Caleb is currently in intensive-in-home therapy and awaiting a bed at a residential treatment facility. I do not know what else to do, I really don't. I can't possibly watch Caleb every second of the day to prevent him from getting into trouble. I pray that the professionals can figure him out and help him with his issues.
After my appointment with Ms. Miller, I was sent to the VA lab and to mental health to schedule some therapy appointments. Ms. Miller wanted to check my hormone levels, and also whether I have HepC or HIV (because those are more likely to cause hot flashes than menopause?).
I saw my veteran friend, Brenda at the VA Clinic, on my way to the lab. She was so happy to see me, it was impossible not to be happy to see her too. We hugged and and went on our ways.
I went to VA lab and had more blood drawn. I could not wait to get back home and just crash in my bed. Meanwhile, the guys from Pride Restoration were working on the bathroom at home. When I got home, the bathroom was complete with new bathroom fan installed and ceiling painted.
I went and gave Christinia a summary of events, as is usual for me at the end of the day. I was overstuffed from eating a double cheeseburger from Hardee's for lunch and did not want dinner, so I just took my night time medications without food. I went to bed early, but as is usual, woke up shortly later to have to use the bathroom. When I went to update Christinia on things I had forgotten to tell her, we discussed the possibility that there might be a spirit in the house. It creeps us both out. We will be saging the whole house today when everyone is up.

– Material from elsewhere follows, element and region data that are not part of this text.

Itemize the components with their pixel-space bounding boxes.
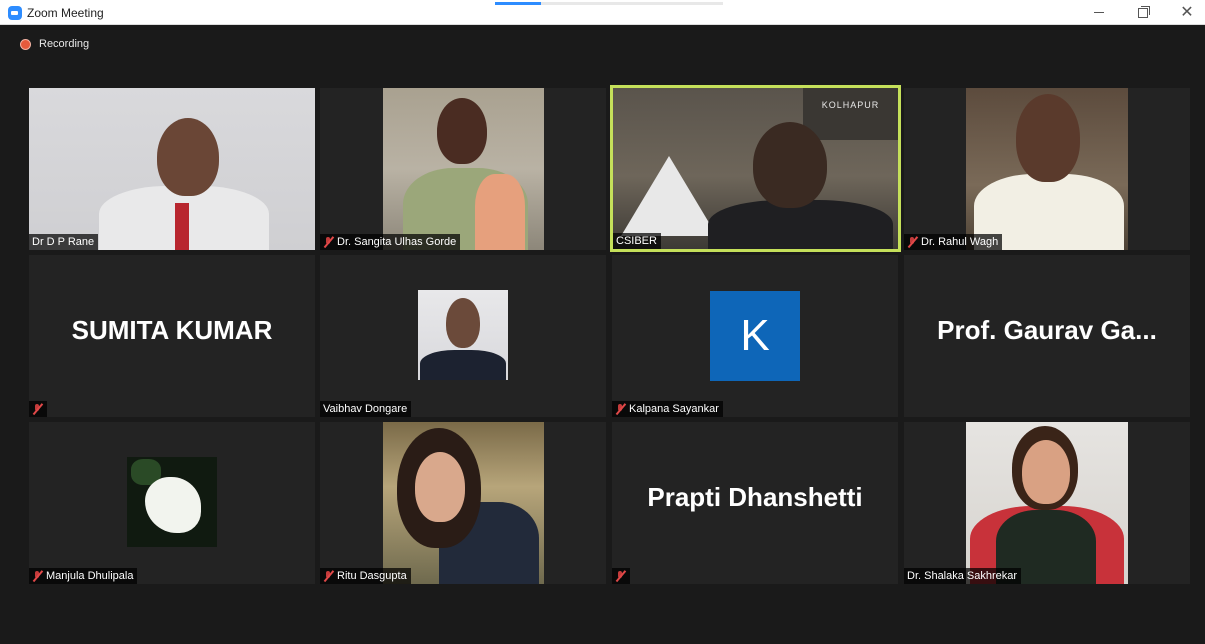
window-title: Zoom Meeting [27, 6, 104, 20]
participant-name-tag: Vaibhav Dongare [320, 401, 412, 417]
video-tile-11[interactable]: Dr. Shalaka Sakhrekar [904, 422, 1190, 584]
participant-name: Kalpana Sayankar [629, 403, 719, 415]
title-bar: Zoom Meeting ✕ [0, 0, 1205, 25]
participant-name: Dr D P Rane [32, 236, 95, 248]
person-body [708, 200, 893, 249]
recording-indicator[interactable]: Recording [20, 36, 89, 52]
participant-name: Ritu Dasgupta [337, 570, 407, 582]
participant-name-tag: Dr. Sangita Ulhas Gorde [320, 234, 461, 250]
person-head [415, 452, 465, 522]
banner-text: KOLHAPUR [821, 100, 880, 110]
zoom-app-icon [8, 6, 22, 20]
participant-name-tag [29, 401, 47, 417]
video-tile-0[interactable]: Dr D P Rane [29, 88, 315, 250]
restore-button[interactable] [1121, 0, 1165, 25]
participant-display-name: SUMITA KUMAR [71, 315, 273, 345]
mic-muted-icon [323, 570, 334, 582]
person-head [446, 298, 480, 348]
video-feed [383, 422, 544, 584]
video-tile-1[interactable]: Dr. Sangita Ulhas Gorde [320, 88, 606, 250]
person-head [1016, 94, 1080, 182]
participant-display-name: Prof. Gaurav Ga... [937, 315, 1157, 345]
profile-picture [127, 457, 217, 547]
mic-muted-icon [615, 570, 626, 582]
video-tile-3[interactable]: Dr. Rahul Wagh [904, 88, 1190, 250]
dupatta [475, 174, 525, 250]
participant-display-name: Prapti Dhanshetti [647, 482, 863, 512]
logo-banner: KOLHAPUR [803, 88, 898, 140]
participant-name-tag [612, 568, 630, 584]
person-body [420, 350, 506, 380]
mic-muted-icon [32, 570, 43, 582]
video-tile-2[interactable]: KOLHAPUR CSIBER [610, 85, 901, 252]
participant-name: Dr. Shalaka Sakhrekar [907, 570, 1018, 582]
mic-muted-icon [32, 403, 43, 415]
person-head [1022, 440, 1070, 504]
view-switcher[interactable] [495, 2, 723, 5]
participant-name: Vaibhav Dongare [323, 403, 408, 415]
recording-label: Recording [39, 38, 90, 50]
video-tile-7[interactable]: Prof. Gaurav Ga... [904, 255, 1190, 417]
participant-name-tag: Ritu Dasgupta [320, 568, 411, 584]
participant-name: Manjula Dhulipala [46, 570, 134, 582]
video-tile-8[interactable]: Manjula Dhulipala [29, 422, 315, 584]
close-button[interactable]: ✕ [1165, 0, 1205, 25]
video-tile-4[interactable]: SUMITA KUMAR [29, 255, 315, 417]
video-feed [966, 88, 1128, 250]
person-head [437, 98, 487, 164]
flower [145, 477, 201, 533]
avatar: K [710, 291, 800, 381]
video-tile-10[interactable]: Prapti Dhanshetti [612, 422, 898, 584]
mic-muted-icon [907, 236, 918, 248]
close-icon: ✕ [1180, 3, 1194, 21]
minimize-button[interactable] [1077, 0, 1121, 25]
person-head [157, 118, 219, 196]
participant-name: Dr. Sangita Ulhas Gorde [337, 236, 457, 248]
mic-muted-icon [323, 236, 334, 248]
video-feed [383, 88, 544, 250]
restore-icon [1138, 5, 1150, 18]
tie [175, 203, 189, 250]
participant-name-tag: Dr. Shalaka Sakhrekar [904, 568, 1022, 584]
logo-triangle [621, 156, 717, 236]
participant-name-tag: CSIBER [613, 233, 661, 249]
mic-muted-icon [615, 403, 626, 415]
record-dot-icon [20, 38, 31, 50]
person-head [753, 122, 827, 208]
video-feed [29, 88, 315, 250]
profile-picture [418, 290, 508, 380]
participant-name: CSIBER [616, 235, 657, 247]
minimize-icon [1094, 12, 1104, 13]
video-tile-5[interactable]: Vaibhav Dongare [320, 255, 606, 417]
participant-name: Dr. Rahul Wagh [921, 236, 999, 248]
participant-name-tag: Kalpana Sayankar [612, 401, 723, 417]
video-feed: KOLHAPUR [613, 88, 898, 249]
video-feed [966, 422, 1128, 584]
video-tile-9[interactable]: Ritu Dasgupta [320, 422, 606, 584]
participant-name-tag: Dr. Rahul Wagh [904, 234, 1003, 250]
video-tile-6[interactable]: K Kalpana Sayankar [612, 255, 898, 417]
participant-name-tag: Manjula Dhulipala [29, 568, 138, 584]
participant-name-tag: Dr D P Rane [29, 234, 99, 250]
view-switcher-active[interactable] [495, 2, 541, 5]
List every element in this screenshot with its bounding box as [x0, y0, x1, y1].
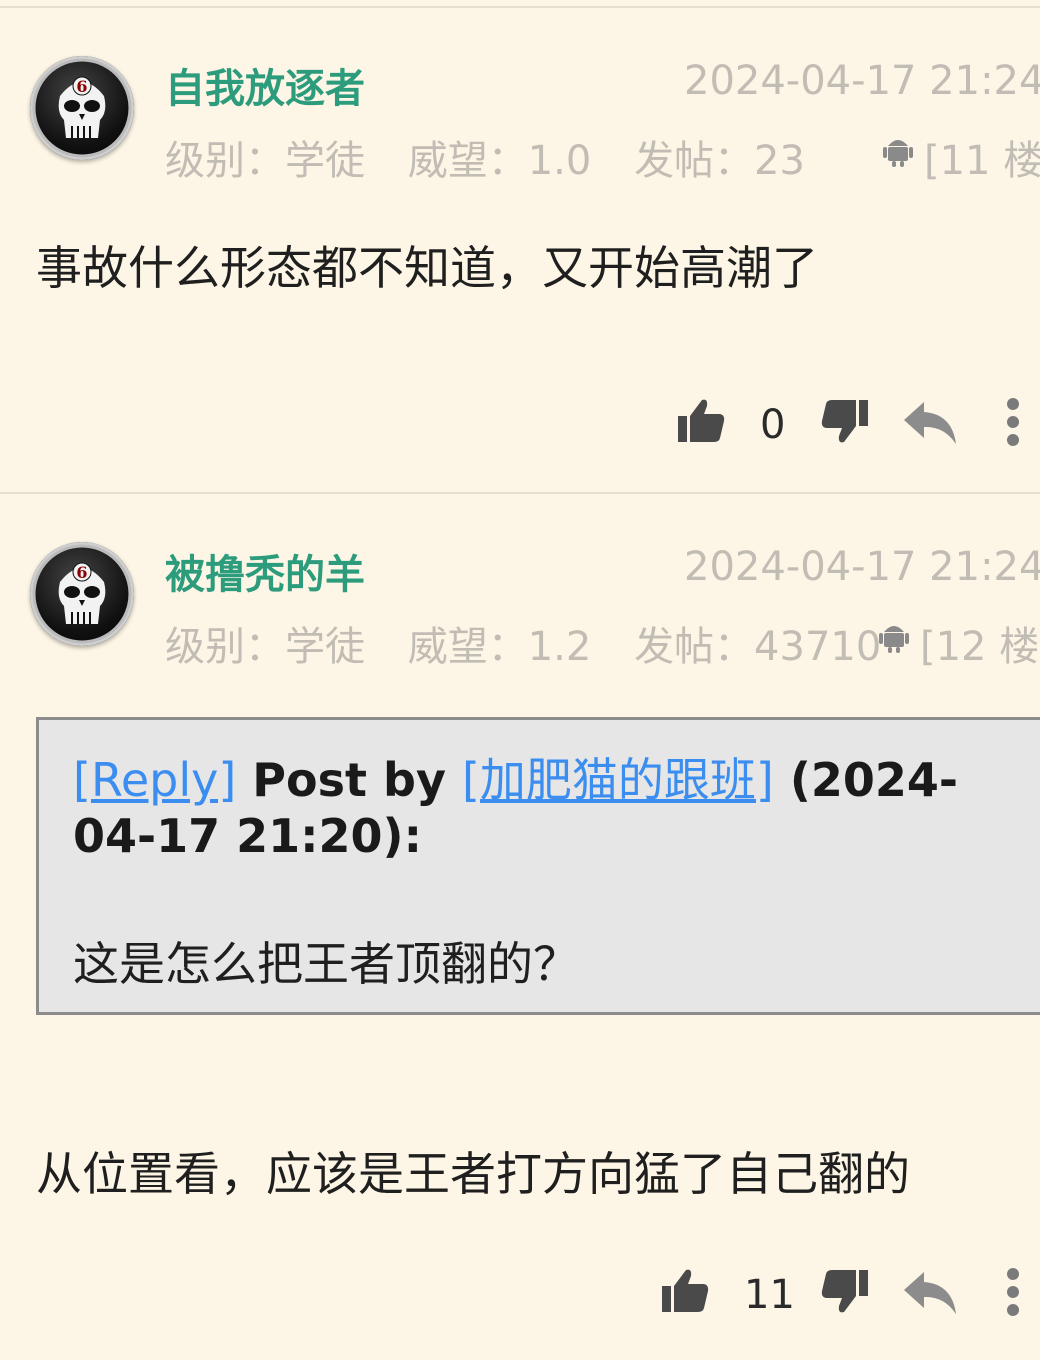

Caleb woke up and told me that there were three marks on legs that hurt this morning. He also thinks there is an entity here. He does not know where the marks came from, as he was sleeping.
Today I got up early because my e-cigarette was malfunctioning and I wanted to vape. I decided to stay up for awhile, and just began writing my blog.
There are no appointments today. I do not know what I will do today, but the hallway carpet needs to be cleaned again because Bella had an accident. She will not go outside in the rain. I finally cleared my gut this this morning and am feeling better since. I weighed in after I used the toilet, and weighed 5 lbs less than yesterday's weight!
Christinia will be doing schoolwork today, and Caleb needs to get some schoolwork done too. I would like to read a little bit, but do not know if I can. I have been unsuccessful with every attempt to read as I get tired really quickly. I do want to walk on the incline trainer for a little while, if I do nothing else today. I want to move the boxes of Christmas stuff to the shed too. I have to figure out dinner too. It should be a substantially easier day today.